Reading This Month – February 2019

The year’s briefest month has sped by and we are now officially into Autumn (at least here in the southern hemisphere). Although we have yet to experience any respite from the heat and humidity which is Summer in Queensland, the days have begun to shorten. I cycle to a local community boot camp once or twice a week in the evenings and now arrive home just as the sky is darkening. Although I ride almost entirely along well-lit walk and bike paths, safety concerns prompted me to purchase small bike lights this week, ensuring I am visible to traffic. Within weeks, I will be riding home in the dark and I don’t want lack of lights to become an excuse to drive instead.

Despite having nothing on (and I really mean nothing – I worked one day in February!), I have managed to procrastinate my way out of writing for several weeks. Thus, the very late delivery of February’s What I’m Reading This Month. As predicted, I did not keep up with January’s mammoth month of summer reading. I did, however, manage to complete two books started earlier, read one in its entirety and start another.

This month I’m reading . . .

This month I finished reading . . .

My favourite read this month:

Surprising myself, my favourite read this month is again non-fiction. Despite the fact that it took me several years to read this in its entirety, I have chosen Arianna Huffington’s Thrive to review this month.

I started reading Thrive a couple of years ago. Somehow, it ended up in the pocket of a backseat door in my car where I rediscovered it at the end of last year. Remembering how much I had enjoyed the beginning, I made ‘finishing Thrive’ one of my 19 for 2019 tasks. (Another one ticked off!)

This little book is packed to the brim with fascinating and useful information. It’s not a quick read because it contains much that requires careful consideration. Written in a style which is easily read, Huffington seamlessly combines personal experiences and observations with research findings across a range of topics, all relating to how we can thrive rather than simply live or even succeed. 

Set out in four sections – Well-being, Wisdom, Wonder and Giving, The Third Metric ties everything together. The Third Metric is a measure of personal success outside of money and power; living a good, worthwhile and fulfilling life.

I highly recommend reading this book.

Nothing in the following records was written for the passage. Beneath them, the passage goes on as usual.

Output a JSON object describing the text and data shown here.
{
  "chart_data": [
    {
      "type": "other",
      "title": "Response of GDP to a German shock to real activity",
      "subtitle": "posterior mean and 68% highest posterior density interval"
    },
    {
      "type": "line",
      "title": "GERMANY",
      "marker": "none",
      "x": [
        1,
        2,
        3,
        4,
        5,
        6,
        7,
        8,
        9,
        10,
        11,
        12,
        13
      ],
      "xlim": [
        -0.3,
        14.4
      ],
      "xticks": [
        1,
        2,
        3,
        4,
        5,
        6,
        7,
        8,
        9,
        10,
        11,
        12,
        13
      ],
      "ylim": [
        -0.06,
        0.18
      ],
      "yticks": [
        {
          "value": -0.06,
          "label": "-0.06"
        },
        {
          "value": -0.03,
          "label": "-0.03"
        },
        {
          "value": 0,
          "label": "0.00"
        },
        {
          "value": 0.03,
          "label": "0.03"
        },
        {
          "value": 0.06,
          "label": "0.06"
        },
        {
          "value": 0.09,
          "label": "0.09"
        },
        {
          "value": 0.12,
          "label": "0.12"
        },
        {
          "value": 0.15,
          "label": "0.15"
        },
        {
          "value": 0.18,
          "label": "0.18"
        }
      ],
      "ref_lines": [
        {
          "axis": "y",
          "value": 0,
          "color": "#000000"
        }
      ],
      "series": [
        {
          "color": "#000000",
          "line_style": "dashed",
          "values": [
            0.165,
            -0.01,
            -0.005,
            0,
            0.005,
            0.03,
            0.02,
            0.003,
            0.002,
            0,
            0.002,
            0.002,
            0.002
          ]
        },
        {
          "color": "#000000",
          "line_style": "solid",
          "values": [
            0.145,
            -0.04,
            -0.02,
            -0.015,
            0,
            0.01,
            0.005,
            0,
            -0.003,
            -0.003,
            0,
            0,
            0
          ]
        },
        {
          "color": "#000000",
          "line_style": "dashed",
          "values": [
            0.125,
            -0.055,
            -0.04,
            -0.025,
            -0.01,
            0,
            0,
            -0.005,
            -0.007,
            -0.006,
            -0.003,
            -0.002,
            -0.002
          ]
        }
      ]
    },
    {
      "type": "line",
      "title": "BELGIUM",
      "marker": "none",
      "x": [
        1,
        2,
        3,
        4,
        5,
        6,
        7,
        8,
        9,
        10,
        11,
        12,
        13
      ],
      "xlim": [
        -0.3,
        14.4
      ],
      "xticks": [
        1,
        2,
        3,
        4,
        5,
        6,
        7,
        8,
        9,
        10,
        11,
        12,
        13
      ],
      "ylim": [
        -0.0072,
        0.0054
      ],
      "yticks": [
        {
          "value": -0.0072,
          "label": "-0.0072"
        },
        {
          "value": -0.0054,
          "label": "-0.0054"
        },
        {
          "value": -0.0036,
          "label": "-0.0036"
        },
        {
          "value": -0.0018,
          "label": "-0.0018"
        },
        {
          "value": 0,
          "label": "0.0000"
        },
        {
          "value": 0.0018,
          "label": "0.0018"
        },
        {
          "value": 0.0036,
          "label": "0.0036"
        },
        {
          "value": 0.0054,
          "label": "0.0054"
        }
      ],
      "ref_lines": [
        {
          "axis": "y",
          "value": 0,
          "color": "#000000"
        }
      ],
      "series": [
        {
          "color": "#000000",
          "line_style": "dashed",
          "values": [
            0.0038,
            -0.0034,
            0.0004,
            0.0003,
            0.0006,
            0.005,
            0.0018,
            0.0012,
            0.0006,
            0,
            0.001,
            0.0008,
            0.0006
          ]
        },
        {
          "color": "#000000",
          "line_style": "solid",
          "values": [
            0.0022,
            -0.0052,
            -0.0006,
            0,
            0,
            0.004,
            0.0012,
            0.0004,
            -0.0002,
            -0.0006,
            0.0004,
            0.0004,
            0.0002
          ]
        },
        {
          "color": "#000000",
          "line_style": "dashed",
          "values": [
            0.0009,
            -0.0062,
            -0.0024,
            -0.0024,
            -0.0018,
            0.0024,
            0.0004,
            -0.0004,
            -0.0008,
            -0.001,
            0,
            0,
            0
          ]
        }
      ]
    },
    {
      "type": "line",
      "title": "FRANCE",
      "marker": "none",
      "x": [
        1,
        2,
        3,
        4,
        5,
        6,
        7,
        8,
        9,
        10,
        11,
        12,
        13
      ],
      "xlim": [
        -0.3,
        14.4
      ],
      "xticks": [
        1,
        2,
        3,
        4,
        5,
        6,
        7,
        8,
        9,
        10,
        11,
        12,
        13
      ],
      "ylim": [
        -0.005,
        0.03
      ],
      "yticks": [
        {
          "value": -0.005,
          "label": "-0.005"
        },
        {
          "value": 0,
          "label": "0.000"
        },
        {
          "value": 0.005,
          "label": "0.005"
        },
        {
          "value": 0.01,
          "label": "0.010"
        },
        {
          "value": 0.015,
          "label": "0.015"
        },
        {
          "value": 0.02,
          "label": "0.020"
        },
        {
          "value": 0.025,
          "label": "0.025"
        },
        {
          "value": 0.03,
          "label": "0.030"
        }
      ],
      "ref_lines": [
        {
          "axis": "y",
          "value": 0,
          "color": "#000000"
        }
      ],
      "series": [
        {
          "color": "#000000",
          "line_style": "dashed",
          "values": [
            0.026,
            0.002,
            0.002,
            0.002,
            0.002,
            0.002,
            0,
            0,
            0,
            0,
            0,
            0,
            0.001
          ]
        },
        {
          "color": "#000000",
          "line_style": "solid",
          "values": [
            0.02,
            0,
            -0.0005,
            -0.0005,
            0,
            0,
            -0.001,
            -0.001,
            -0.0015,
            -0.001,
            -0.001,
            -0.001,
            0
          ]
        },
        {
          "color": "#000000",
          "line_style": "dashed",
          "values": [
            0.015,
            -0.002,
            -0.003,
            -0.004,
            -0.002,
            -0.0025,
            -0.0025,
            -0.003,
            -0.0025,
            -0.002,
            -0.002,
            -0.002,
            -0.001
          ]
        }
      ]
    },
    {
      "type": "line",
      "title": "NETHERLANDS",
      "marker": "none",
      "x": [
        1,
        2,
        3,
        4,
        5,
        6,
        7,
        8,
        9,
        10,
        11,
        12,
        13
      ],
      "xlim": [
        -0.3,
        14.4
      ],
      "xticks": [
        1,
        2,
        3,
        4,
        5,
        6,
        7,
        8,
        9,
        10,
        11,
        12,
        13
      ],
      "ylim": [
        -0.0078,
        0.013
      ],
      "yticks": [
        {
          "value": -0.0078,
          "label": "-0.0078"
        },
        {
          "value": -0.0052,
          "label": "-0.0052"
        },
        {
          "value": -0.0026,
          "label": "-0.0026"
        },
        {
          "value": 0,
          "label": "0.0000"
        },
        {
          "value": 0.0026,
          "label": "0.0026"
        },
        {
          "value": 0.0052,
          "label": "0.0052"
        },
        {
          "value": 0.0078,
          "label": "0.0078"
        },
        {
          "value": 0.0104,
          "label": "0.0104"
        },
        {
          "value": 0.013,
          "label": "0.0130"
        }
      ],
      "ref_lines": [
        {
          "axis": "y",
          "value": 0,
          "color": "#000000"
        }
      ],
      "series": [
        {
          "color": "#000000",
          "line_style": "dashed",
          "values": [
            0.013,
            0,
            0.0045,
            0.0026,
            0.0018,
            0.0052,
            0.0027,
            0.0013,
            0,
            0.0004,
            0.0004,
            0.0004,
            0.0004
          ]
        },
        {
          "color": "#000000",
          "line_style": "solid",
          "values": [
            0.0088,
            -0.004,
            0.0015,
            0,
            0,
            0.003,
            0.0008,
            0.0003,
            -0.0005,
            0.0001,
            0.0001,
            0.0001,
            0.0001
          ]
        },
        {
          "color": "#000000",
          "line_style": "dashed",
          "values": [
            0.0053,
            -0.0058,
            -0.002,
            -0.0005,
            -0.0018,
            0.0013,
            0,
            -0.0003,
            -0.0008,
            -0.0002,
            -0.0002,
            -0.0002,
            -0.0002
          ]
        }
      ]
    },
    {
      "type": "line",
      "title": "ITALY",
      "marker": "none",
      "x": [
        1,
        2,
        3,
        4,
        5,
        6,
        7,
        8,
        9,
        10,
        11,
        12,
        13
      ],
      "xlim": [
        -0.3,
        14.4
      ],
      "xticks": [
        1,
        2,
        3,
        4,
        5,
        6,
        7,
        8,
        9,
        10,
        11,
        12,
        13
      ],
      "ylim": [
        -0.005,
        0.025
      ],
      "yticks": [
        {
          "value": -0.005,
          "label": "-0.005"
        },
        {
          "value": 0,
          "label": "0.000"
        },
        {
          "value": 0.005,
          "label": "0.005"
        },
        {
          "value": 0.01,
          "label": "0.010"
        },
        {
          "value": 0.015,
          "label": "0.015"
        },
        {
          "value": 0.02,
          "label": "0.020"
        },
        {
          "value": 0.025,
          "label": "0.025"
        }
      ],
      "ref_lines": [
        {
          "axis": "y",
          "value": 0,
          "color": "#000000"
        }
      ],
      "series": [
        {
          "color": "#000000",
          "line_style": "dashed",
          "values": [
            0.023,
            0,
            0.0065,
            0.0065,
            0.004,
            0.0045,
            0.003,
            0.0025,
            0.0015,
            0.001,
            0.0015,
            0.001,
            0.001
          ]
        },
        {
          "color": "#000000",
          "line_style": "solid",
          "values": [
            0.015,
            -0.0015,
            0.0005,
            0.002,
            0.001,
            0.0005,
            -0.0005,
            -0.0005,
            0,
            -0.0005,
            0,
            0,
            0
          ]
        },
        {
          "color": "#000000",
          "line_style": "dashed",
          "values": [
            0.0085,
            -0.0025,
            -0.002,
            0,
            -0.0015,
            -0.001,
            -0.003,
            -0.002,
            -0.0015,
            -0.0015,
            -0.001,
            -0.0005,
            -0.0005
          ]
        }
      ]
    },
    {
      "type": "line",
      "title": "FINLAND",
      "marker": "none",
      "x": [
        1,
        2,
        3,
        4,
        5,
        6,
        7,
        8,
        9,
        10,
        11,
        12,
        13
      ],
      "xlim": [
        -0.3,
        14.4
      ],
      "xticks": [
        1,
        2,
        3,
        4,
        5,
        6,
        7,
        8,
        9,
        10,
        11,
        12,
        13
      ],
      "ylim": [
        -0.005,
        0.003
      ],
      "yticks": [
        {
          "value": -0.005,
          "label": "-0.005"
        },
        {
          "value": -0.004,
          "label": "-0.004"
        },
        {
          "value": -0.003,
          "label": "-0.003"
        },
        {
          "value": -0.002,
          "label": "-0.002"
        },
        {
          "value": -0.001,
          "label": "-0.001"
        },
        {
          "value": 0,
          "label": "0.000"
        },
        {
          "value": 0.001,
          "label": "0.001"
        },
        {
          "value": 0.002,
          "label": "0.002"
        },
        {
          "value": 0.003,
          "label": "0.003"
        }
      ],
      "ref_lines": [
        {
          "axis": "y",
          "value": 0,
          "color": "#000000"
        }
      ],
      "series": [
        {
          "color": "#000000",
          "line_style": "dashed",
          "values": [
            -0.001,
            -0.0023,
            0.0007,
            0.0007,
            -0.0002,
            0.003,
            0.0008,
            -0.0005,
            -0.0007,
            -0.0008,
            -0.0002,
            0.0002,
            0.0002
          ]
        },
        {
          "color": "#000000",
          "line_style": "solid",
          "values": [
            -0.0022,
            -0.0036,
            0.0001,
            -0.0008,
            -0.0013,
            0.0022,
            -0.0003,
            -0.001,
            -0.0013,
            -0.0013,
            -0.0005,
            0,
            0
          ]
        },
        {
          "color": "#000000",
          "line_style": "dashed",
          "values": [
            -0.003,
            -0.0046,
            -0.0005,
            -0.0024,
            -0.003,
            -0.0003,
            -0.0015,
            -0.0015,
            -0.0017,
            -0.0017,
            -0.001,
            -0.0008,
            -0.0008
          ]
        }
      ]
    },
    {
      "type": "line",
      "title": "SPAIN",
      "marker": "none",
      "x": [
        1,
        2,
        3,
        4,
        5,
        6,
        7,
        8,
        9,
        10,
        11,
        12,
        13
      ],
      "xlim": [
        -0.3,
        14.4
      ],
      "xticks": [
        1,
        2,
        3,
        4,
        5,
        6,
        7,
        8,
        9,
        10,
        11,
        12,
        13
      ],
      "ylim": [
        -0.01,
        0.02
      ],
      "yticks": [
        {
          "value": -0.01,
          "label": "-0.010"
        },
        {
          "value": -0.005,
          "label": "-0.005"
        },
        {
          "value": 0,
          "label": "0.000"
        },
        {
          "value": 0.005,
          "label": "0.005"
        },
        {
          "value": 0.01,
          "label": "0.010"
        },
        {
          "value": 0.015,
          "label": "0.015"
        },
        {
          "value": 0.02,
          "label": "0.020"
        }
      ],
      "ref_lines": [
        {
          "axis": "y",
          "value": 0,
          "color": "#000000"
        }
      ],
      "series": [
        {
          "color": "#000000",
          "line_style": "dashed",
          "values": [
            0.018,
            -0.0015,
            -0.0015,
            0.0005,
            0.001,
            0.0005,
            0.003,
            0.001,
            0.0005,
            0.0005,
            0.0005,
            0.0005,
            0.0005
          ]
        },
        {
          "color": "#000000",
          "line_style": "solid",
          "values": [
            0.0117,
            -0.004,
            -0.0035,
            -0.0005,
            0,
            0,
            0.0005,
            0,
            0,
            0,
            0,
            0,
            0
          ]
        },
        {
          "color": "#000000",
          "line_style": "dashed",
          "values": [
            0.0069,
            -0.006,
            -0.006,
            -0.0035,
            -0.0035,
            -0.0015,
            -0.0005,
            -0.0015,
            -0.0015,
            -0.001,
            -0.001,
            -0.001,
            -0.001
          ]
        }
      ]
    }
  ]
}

I found it both eye-opening and challenging. It is best read in small installments, to enable reflection and application.

Especially drawn to the section entitled Wonder, I’d like to discuss this a little.

Wonder

Wonder is a state of mind; how we choose to see and interpret the world around us. An example used is rain – do you find this inconvenient or beautiful? In a moment of wonder, rain is beautiful, cleansing and life-giving, sparking feelings of gratitude. Small children live in an almost constant state of wonder and are regularly amazed and excited by things around them. We don’t need incredible experiences to feel wonder. It can be found in everyday experiences and happenings if we approach them with a mind that is open to the possibility of wonder.

Sherry Turkle, a professor at MIT suggests constantly documenting life through photography dilutes the experience. We are too worried about documenting it for later to fully experience it now. Being in the moment and experiencing small moments of wonder require our full concentration. As a documenter, especially on holidays, this gave me food for thought. I’ve since stopped taking photos on my daily walks, instead being fully in the moment and in search of wonder – the sun rising above early morning clouds, a baby eagle calling for its parent, fish jumping out of the canal, the cool morning air after a night of rain.

Huffington believes quiet moments of peace are required to experience wonder. I choose not to listen to podcasts or music as I walk in order to fully appreciate my surroundings and sometimes speak with God. As our brain is much better at building connections and structure from negative experiences than positive ones, she suggests consciously taking time to wonder at the world around us, to feel gratitude and overcome our natural bias towards negativity. Although we can achieve this in our everyday life, she advocates the value of holidays and staycations in regaining a sense of wonder and disconnecting from our everyday outside world. A novel environment certainly helps facilitate feelings of wonder.

“Slow down to let wonder do its job, at its own pace.”

Arianna Huffington

Do you make room for wonder in your daily life or do you need to slow down to let it in?

“If your mind isn’t clouded by unnecessary things, this is the best season of your life.”

Wu Men

Anna xo

All quotes taken from Arianna Huffington’s Thrive.